8. Example of Successful Data Trilogy Implementation

In the finance sector, the data trilogy can help banks make informed decisions, predict customer behavior, and generate revenue. For example, a large multinational bank that operates in multiple countries and offers a wide range of financial services, including retail banking, investment banking, and wealth management might maintain a data warehouse that integrates data from customer transactions, account activities, credit histories, market data, and external sources like economic indicators and social media sentiment. The bank invests in a strong data infrastructure and ensures the data warehouse collects, integrates, and stores data in a standardized, accessible, and secure manner. Skilled data analysts, statisticians, and data scientists are employed to train accurate predictive models and uncover actionable insights. The bank also identifies specific use cases where the application of business intelligence and predictive analytics can provide the most significant value.

Using business intelligence tools, the bank leverages its data warehouse to gain insights into customer behavior, market trends, and operational performance. Dashboards and reports are created to monitor key metrics such as customer acquisition, account balances, loan portfolios, and revenue streams. These visualizations enable executives and managers to assess the bank's performance and identify areas for improvement.

The bank develops models that use predictive analytics to anticipate customer churn, identify potentially fraudulent activities, and assess creditworthiness. For instance, by analyzing historical customer data and transaction patterns, the bank can identify customers who are likely to close their accounts and can then take proactive measures to retain them.
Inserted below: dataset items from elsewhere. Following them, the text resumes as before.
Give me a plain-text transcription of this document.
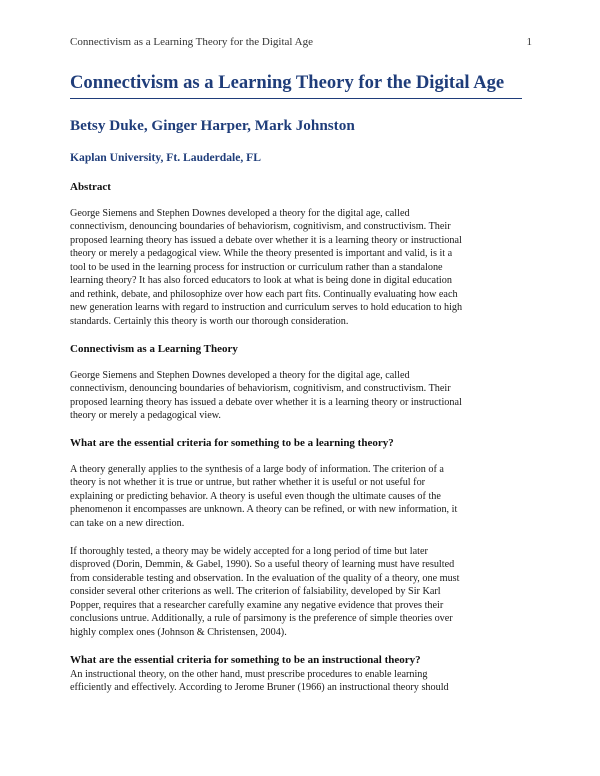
Connectivism as a Learning Theory for the Digital Age	1
Connectivism as a Learning Theory for the Digital Age
Betsy Duke, Ginger Harper, Mark Johnston
Kaplan University, Ft. Lauderdale, FL
Abstract
George Siemens and Stephen Downes developed a theory for the digital age, called
connectivism, denouncing boundaries of behaviorism, cognitivism, and constructivism. Their
proposed learning theory has issued a debate over whether it is a learning theory or instructional
theory or merely a pedagogical view. While the theory presented is important and valid, is it a
tool to be used in the learning process for instruction or curriculum rather than a standalone
learning theory? It has also forced educators to look at what is being done in digital education
and rethink, debate, and philosophize over how each part fits. Continually evaluating how each
new generation learns with regard to instruction and curriculum serves to hold education to high
standards. Certainly this theory is worth our thorough consideration.
Connectivism as a Learning Theory
George Siemens and Stephen Downes developed a theory for the digital age, called
connectivism, denouncing boundaries of behaviorism, cognitivism, and constructivism. Their
proposed learning theory has issued a debate over whether it is a learning theory or instructional
theory or merely a pedagogical view.
What are the essential criteria for something to be a learning theory?
A theory generally applies to the synthesis of a large body of information. The criterion of a
theory is not whether it is true or untrue, but rather whether it is useful or not useful for
explaining or predicting behavior. A theory is useful even though the ultimate causes of the
phenomenon it encompasses are unknown. A theory can be refined, or with new information, it
can take on a new direction.
If thoroughly tested, a theory may be widely accepted for a long period of time but later
disproved (Dorin, Demmin, & Gabel, 1990). So a useful theory of learning must have resulted
from considerable testing and observation. In the evaluation of the quality of a theory, one must
consider several other criterions as well. The criterion of falsiability, developed by Sir Karl
Popper, requires that a researcher carefully examine any negative evidence that proves their
conclusions untrue. Additionally, a rule of parsimony is the preference of simple theories over
highly complex ones (Johnson & Christensen, 2004).
What are the essential criteria for something to be an instructional theory?
An instructional theory, on the other hand, must prescribe procedures to enable learning
efficiently and effectively. According to Jerome Bruner (1966) an instructional theory should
Similarly, predictive models help the bank detect suspicious transactions in real-time, preventing financial losses and protecting customers from fraudulent activities. Credit risk models are used to assess the creditworthiness of loan applicants, enabling the bank to make informed lending decisions while managing risk exposure.
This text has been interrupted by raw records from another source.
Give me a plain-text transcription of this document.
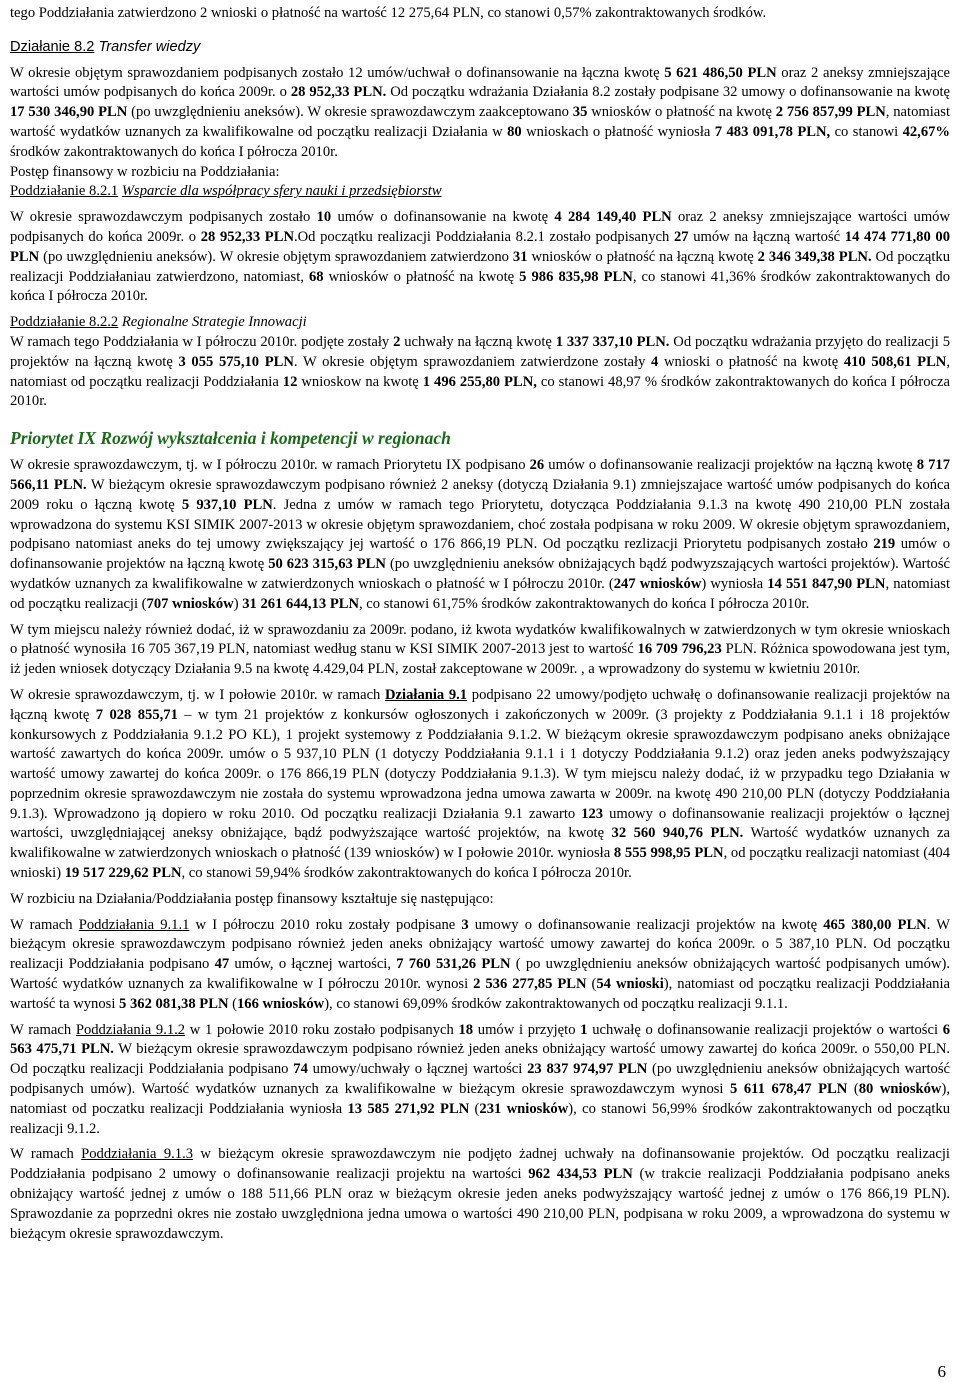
tego Poddziałania zatwierdzono 2 wnioski o płatność na wartość 12 275,64 PLN, co stanowi 0,57% zakontraktowanych środków.

Działanie 8.2 Transfer wiedzy

W okresie objętym sprawozdaniem podpisanych zostało 12 umów/uchwał o dofinansowanie na łączna kwotę 5 621 486,50 PLN oraz 2 aneksy zmniejszające wartości umów podpisanych do końca 2009r. o 28 952,33 PLN. Od początku wdrażania Działania 8.2 zostały podpisane 32 umowy o dofinansowanie na kwotę 17 530 346,90 PLN (po uwzględnieniu aneksów). W okresie sprawozdawczym zaakceptowano 35 wniosków o płatność na kwotę 2 756 857,99 PLN, natomiast wartość wydatków uznanych za kwalifikowalne od początku realizacji Działania w 80 wnioskach o płatność wyniosła 7 483 091,78 PLN, co stanowi 42,67% środków zakontraktowanych do końca I półrocza 2010r.

Postęp finansowy w rozbiciu na Poddziałania:

Poddziałanie 8.2.1 Wsparcie dla współpracy sfery nauki i przedsiębiorstw

W okresie sprawozdawczym podpisanych zostało 10 umów o dofinansowanie na kwotę 4 284 149,40 PLN oraz 2 aneksy zmniejszające wartości umów podpisanych do końca 2009r. o 28 952,33 PLN.Od początku realizacji Poddziałania 8.2.1 zostało podpisanych 27 umów na łączną wartość 14 474 771,80 00 PLN (po uwzględnieniu aneksów). W okresie objętym sprawozdaniem zatwierdzono 31 wniosków o płatność na łączną kwotę 2 346 349,38 PLN. Od początku realizacji Poddziałaniau zatwierdzono, natomiast, 68 wniosków o płatność na kwotę 5 986 835,98 PLN, co stanowi 41,36% środków zakontraktowanych do końca I półrocza 2010r.

Poddziałanie 8.2.2 Regionalne Strategie Innowacji

W ramach tego Poddziałania w I półroczu 2010r. podjęte zostały 2 uchwały na łączną kwotę 1 337 337,10 PLN. Od początku wdrażania przyjęto do realizacji 5 projektów na łączną kwotę 3 055 575,10 PLN. W okresie objętym sprawozdaniem zatwierdzone zostały 4 wnioski o płatność na kwotę 410 508,61 PLN, natomiast od początku realizacji Poddziałania 12 wnioskow na kwotę 1 496 255,80 PLN, co stanowi 48,97 % środków zakontraktowanych do końca I półrocza 2010r.

Priorytet IX Rozwój wykształcenia i kompetencji w regionach

W okresie sprawozdawczym, tj. w I półroczu 2010r. w ramach Priorytetu IX podpisano 26 umów o dofinansowanie realizacji projektów na łączną kwotę 8 717 566,11 PLN. W bieżącym okresie sprawozdawczym podpisano również 2 aneksy (dotyczą Działania 9.1) zmniejszajace wartość umów podpisanych do końca 2009 roku o łączną kwotę 5 937,10 PLN. Jedna z umów w ramach tego Priorytetu, dotycząca Poddziałania 9.1.3 na kwotę 490 210,00 PLN została wprowadzona do systemu KSI SIMIK 2007-2013 w okresie objętym sprawozdaniem, choć została podpisana w roku 2009. W okresie objętym sprawozdaniem, podpisano natomiast aneks do tej umowy zwiększający jej wartość o 176 866,19 PLN. Od początku rezlizacji Priorytetu podpisanych zostało 219 umów o dofinansowanie projektów na łączną kwotę 50 623 315,63 PLN (po uwzględnieniu aneksów obniżających bądź podwyzszających wartości projektów). Wartość wydatków uznanych za kwalifikowalne w zatwierdzonych wnioskach o płatność w I półroczu 2010r. (247 wniosków) wyniosła 14 551 847,90 PLN, natomiast od początku realizacji (707 wniosków) 31 261 644,13 PLN, co stanowi 61,75% środków zakontraktowanych do końca I półrocza 2010r.

W tym miejscu należy również dodać, iż w sprawozdaniu za 2009r. podano, iż kwota wydatków kwalifikowalnych w zatwierdzonych w tym okresie wnioskach o płatność wynosiła 16 705 367,19 PLN, natomiast według stanu w KSI SIMIK 2007-2013 jest to wartość 16 709 796,23 PLN. Różnica spowodowana jest tym, iż jeden wniosek dotyczący Działania 9.5 na kwotę 4.429,04 PLN, został zakceptowane w 2009r. , a wprowadzony do systemu w kwietniu 2010r.

W okresie sprawozdawczym, tj. w I połowie 2010r. w ramach Działania 9.1 podpisano 22 umowy/podjęto uchwałę o dofinansowanie realizacji projektów na łączną kwotę 7 028 855,71 – w tym 21 projektów z konkursów ogłoszonych i zakończonych w 2009r. (3 projekty z Poddziałania 9.1.1 i 18 projektów konkursowych z Poddziałania 9.1.2 PO KL), 1 projekt systemowy z Poddziałania 9.1.2. W bieżącym okresie sprawozdawczym podpisano aneks obniżające wartość zawartych do końca 2009r. umów o 5 937,10 PLN (1 dotyczy Poddziałania 9.1.1 i 1 dotyczy Poddziałania 9.1.2) oraz jeden aneks podwyższający wartość umowy zawartej do końca 2009r. o 176 866,19 PLN (dotyczy Poddziałania 9.1.3). W tym miejscu należy dodać, iż w przypadku tego Działania w poprzednim okresie sprawozdawczym nie została do systemu wprowadzona jedna umowa zawarta w 2009r. na kwotę 490 210,00 PLN (dotyczy Poddziałania 9.1.3). Wprowadzono ją dopiero w roku 2010. Od początku realizacji Działania 9.1 zawarto 123 umowy o dofinansowanie realizacji projektów o łącznej wartości, uwzględniającej aneksy obniżające, bądź podwyższające wartość projektów, na kwotę 32 560 940,76 PLN. Wartość wydatków uznanych za kwalifikowalne w zatwierdzonych wnioskach o płatność (139 wniosków) w I połowie 2010r. wyniosła 8 555 998,95 PLN, od początku realizacji natomiast (404 wnioski) 19 517 229,62 PLN, co stanowi 59,94% środków zakontraktowanych do końca I półrocza 2010r.

W rozbiciu na Działania/Poddziałania postęp finansowy kształtuje się następująco:

W ramach Poddziałania 9.1.1 w I półroczu 2010 roku zostały podpisane 3 umowy o dofinansowanie realizacji projektów na kwotę 465 380,00 PLN. W bieżącym okresie sprawozdawczym podpisano również jeden aneks obniżający wartość umowy zawartej do końca 2009r. o 5 387,10 PLN. Od początku realizacji Poddziałania podpisano 47 umów, o łącznej wartości, 7 760 531,26 PLN ( po uwzględnieniu aneksów obniżających wartość podpisanych umów). Wartość wydatków uznanych za kwalifikowalne w I półroczu 2010r. wynosi 2 536 277,85 PLN (54 wnioski), natomiast od początku realizacji Poddziałania wartość ta wynosi 5 362 081,38 PLN (166 wniosków), co stanowi 69,09% środków zakontraktowanych od początku realizacji 9.1.1.

W ramach Poddziałania 9.1.2 w 1 połowie 2010 roku zostało podpisanych 18 umów i przyjęto 1 uchwałę o dofinansowanie realizacji projektów o wartości 6 563 475,71 PLN. W bieżącym okresie sprawozdawczym podpisano również jeden aneks obniżający wartość umowy zawartej do końca 2009r. o 550,00 PLN. Od początku realizacji Poddziałania podpisano 74 umowy/uchwały o łącznej wartości 23 837 974,97 PLN (po uwzględnieniu aneksów obniżających wartość podpisanych umów). Wartość wydatków uznanych za kwalifikowalne w bieżącym okresie sprawozdawczym wynosi 5 611 678,47 PLN (80 wniosków), natomiast od poczatku realizacji Poddziałania wyniosła 13 585 271,92 PLN (231 wniosków), co stanowi 56,99% środków zakontraktowanych od początku realizacji 9.1.2.

W ramach Poddziałania 9.1.3 w bieżącym okresie sprawozdawczym nie podjęto żadnej uchwały na dofinansowanie projektów. Od początku realizacji Poddziałania podpisano 2 umowy o dofinansowanie realizacji projektu na wartości 962 434,53 PLN (w trakcie realizacji Poddziałania podpisano aneks obniżający wartość jednej z umów o 188 511,66 PLN oraz w bieżącym okresie jeden aneks podwyższający wartość jednej z umów o 176 866,19 PLN). Sprawozdanie za poprzedni okres nie zostało uwzględniona jedna umowa o wartości 490 210,00 PLN, podpisana w roku 2009, a wprowadzona do systemu w bieżącym okresie sprawozdawczym.

6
Data monetization plays a significant role in generating revenue for the bank. By analyzing its vast dataset, the bank gains valuable insights into customer preferences, investment patterns, and market trends. These insights are packaged and offered to institutional investors, hedge funds, and other financial entities as market research reports or investment recommendations. The bank may also leverage its data to develop innovative financial products, such as personalized investment portfolios or customized insurance plans, creating additional revenue streams.

9. Conclusions

Business intelligence, predictive analytics, and data monetization are performing increased roles in business operations. Each of these technologies depends heavily on the data warehouse. By bringing together data from disparate sources and transforming it into a common format, a data warehouse enables organizations to gain a holistic view of their operations, customers, and markets, and supports business intelligence activities such as reporting, querying, and analysis. A data warehouse is an essential component of predictive analytics because it provides a unified and consistent view of historical data that can be used to train machine learning models and make predictions about future outcomes. The centralized repository of data that a data warehouse provides can be easily accessed and analyzed to identify patterns and insights which then are used to create new products and services, improve existing offerings, or generate new revenue streams. By investing in a robust data warehousing solution, organizations gain a competitive advantage by leveraging data to drive better decision-making, improve operational efficiency, and generate new revenue opportunities.